I do think that the manner in which celebrity blowback tends to blow over is indicative of celebrity’s continued stronghold on culture.
What’s fascinating about this particular moment is that the rollout of a coronavirus vaccine will require another sort of ranking that should shuffle the social strata entirely. Essential workers—long unsung and underpaid, certainly compared to famous actors and musicians—should be among the first in line to be vaccinated. Obviously. Don’t be surprised, however, when the rich and powerful—the segment of the population most visibly embodied by our stars—skip the line, as if for a nightclub. Whereas in superficial scenarios such as nightlife, the difference between them and us was ultimately low stakes, the difference in the case of vaccine distribution is closer to that of life and death.
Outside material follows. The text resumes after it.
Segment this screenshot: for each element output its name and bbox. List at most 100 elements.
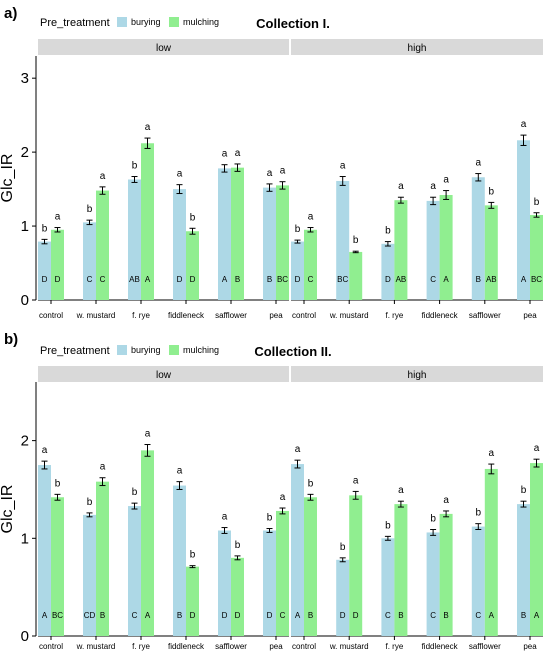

We’ve seen signs of covid-19 celebrity privilege already: Cardi’s resources that allow infinite testing, the prioritizing of testing the NBA earlier this year, influencer Arielle Charnas’s ability to obtain testing earlier in the pandemic when supplies were deathly scarce, Trump’s experimental antibody cocktail, Florida declaring members of the WWE “essential workers.” There is absolutely no reason to believe that this won’t continue, that privilege will straighten out and fly fair. As the vaccine unrolls, there may be renewed ire directed toward the privileged. There’s no evidence said ire will overturn our societal structure.
It sure didn’t earlier this year during the celebrity-is-over thinkpiece cycle. Using (relatively) scant instances of backlash to prove the lessened status of celebrity is like citing toxins in the air to argue that we’re all choking. We aren’t yet. We’re still breathing (minus the 300,000+ American lives that coronavirus claimed), and as long as we have extra time and attention, it will be trained to society’s fortunate. To truly change our social structure, we’re gonna need a bigger cataclysm. Whether it’s environmental collapse, an even deadlier pandemic, or devastating warfare, it will pummel us to such an extent to make us long for the days when we had celebrities to complain about and hang our grievances on. Be afraid of that which finally breaks our gaze.